On Friday, the 19th, her chronic sinus problems worsened into a respiratory problem, and my husband took her to the vet. Chris has cared for since 2004, and is fond of her, and he was distressed at her condition. Her weight had dropped from 8 pounds to six. She had discharge from her eyes and her little nose was alternately running and clogged. We gave her the antibiotics, and for a few days she seemed to be getting better. By last Friday, we realized there was nothing more to do. She was over 18. We’d had her fifteen years. And she was at least three when we took her, and likely older. She stopped eating. She couldn't stand. Bit by bit, her body was shutting down. The other cats seemed to know she was dying, and spent the last three days cuddling with her. By last night she was mostly asleep, and not responsive even when we petted her. She wasn’t in pain, but she was close to unconscious, no longer looking at us. This morning my husband called the vet to make an appointment to help her cross the bridge those last few steps. Being Mike, she didn’t accept. Her appointment was for 2:45, but she chose to leave us at 11 a.m., passing peacefully as my husband lay beside her on the pull-out couch , going to her final rest in his arms. They’ll return her ashes on Friday, along with a little imprint of her paws in clay.

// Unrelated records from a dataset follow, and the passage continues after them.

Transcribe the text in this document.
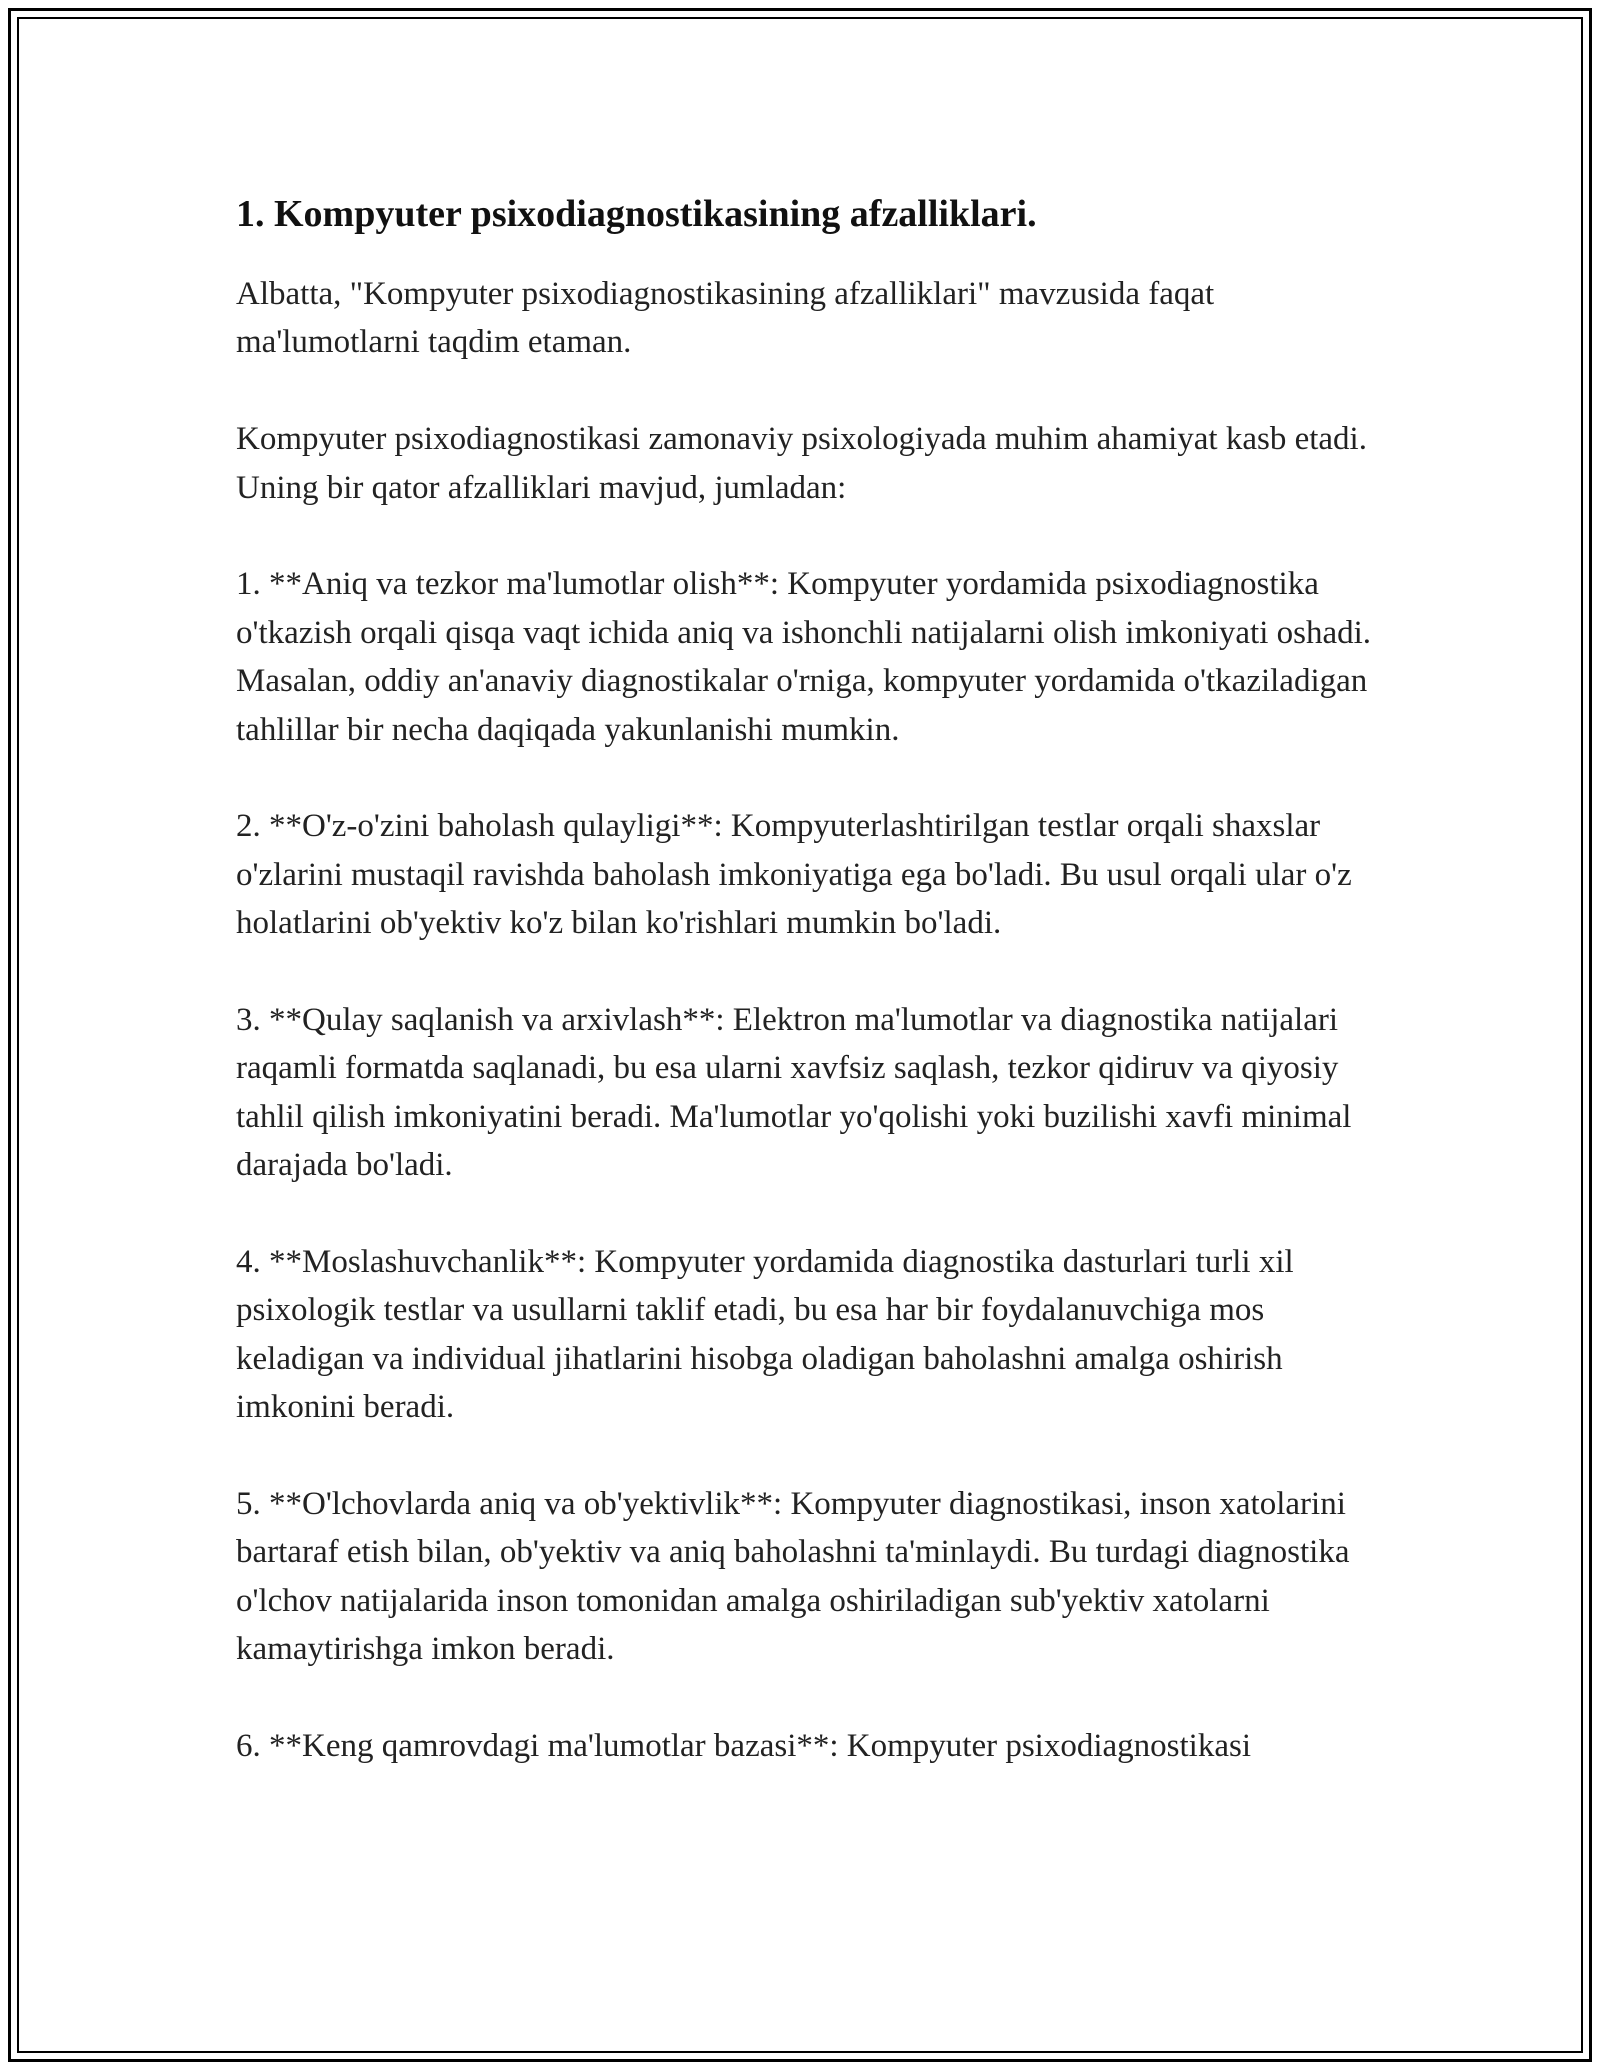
1. Kompyuter psixodiagnostikasining afzalliklari.

Albatta, "Kompyuter psixodiagnostikasining afzalliklari" mavzusida faqat ma'lumotlarni taqdim etaman.

Kompyuter psixodiagnostikasi zamonaviy psixologiyada muhim ahamiyat kasb etadi. Uning bir qator afzalliklari mavjud, jumladan:

1. **Aniq va tezkor ma'lumotlar olish**: Kompyuter yordamida psixodiagnostika o'tkazish orqali qisqa vaqt ichida aniq va ishonchli natijalarni olish imkoniyati oshadi. Masalan, oddiy an'anaviy diagnostikalar o'rniga, kompyuter yordamida o'tkaziladigan tahlillar bir necha daqiqada yakunlanishi mumkin.

2. **O'z-o'zini baholash qulayligi**: Kompyuterlashtirilgan testlar orqali shaxslar o'zlarini mustaqil ravishda baholash imkoniyatiga ega bo'ladi. Bu usul orqali ular o'z holatlarini ob'yektiv ko'z bilan ko'rishlari mumkin bo'ladi.

3. **Qulay saqlanish va arxivlash**: Elektron ma'lumotlar va diagnostika natijalari raqamli formatda saqlanadi, bu esa ularni xavfsiz saqlash, tezkor qidiruv va qiyosiy tahlil qilish imkoniyatini beradi. Ma'lumotlar yo'qolishi yoki buzilishi xavfi minimal darajada bo'ladi.

4. **Moslashuvchanlik**: Kompyuter yordamida diagnostika dasturlari turli xil psixologik testlar va usullarni taklif etadi, bu esa har bir foydalanuvchiga mos keladigan va individual jihatlarini hisobga oladigan baholashni amalga oshirish imkonini beradi.

5. **O'lchovlarda aniq va ob'yektivlik**: Kompyuter diagnostikasi, inson xatolarini bartaraf etish bilan, ob'yektiv va aniq baholashni ta'minlaydi. Bu turdagi diagnostika o'lchov natijalarida inson tomonidan amalga oshiriladigan sub'yektiv xatolarni kamaytirishga imkon beradi.

6. **Keng qamrovdagi ma'lumotlar bazasi**: Kompyuter psixodiagnostikasi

My husband is taking this very hard. I am typing this with tears in my eyes, but he sobbed in my arms when he told me she’d left us. This is a guy who’s been in combat and worked a flight deck for 6 years, but the loss of his little girl has left him broken-hearted.
So tonight we’ll cuddle our remaining six cats close and be grateful that Mike’s end was peaceful and painless. The other cats are staying very close to us. If anyone tells you animals don’t understand death, that they don’t grieve—I will personally punch out the biologist who makes that claim. Our cats loved her dearly and are mourning her passing. Morgana, my tiny black kitty, is sticking like glue to Torachan, not letting him out of her sight. Pookie, my panther cat, is hanging around my husband., wanting to comfort him.
Goody-bye, Mike, our cat who went to heaven. We will never forget you. But I know you were greeted by two old friends, Illya and Lamis, and the three tiny siblings of your baby girl Annie. I think maybe they need you more than we do. So today, somewhere in the Summerlands, my mother and father are watching a tiny bob-tailed calico surrounded by three brown tabby kittens. Buddha blessed her, and now she is with the Lord and the Lady, where she will never know cold or hunger or loneliness again.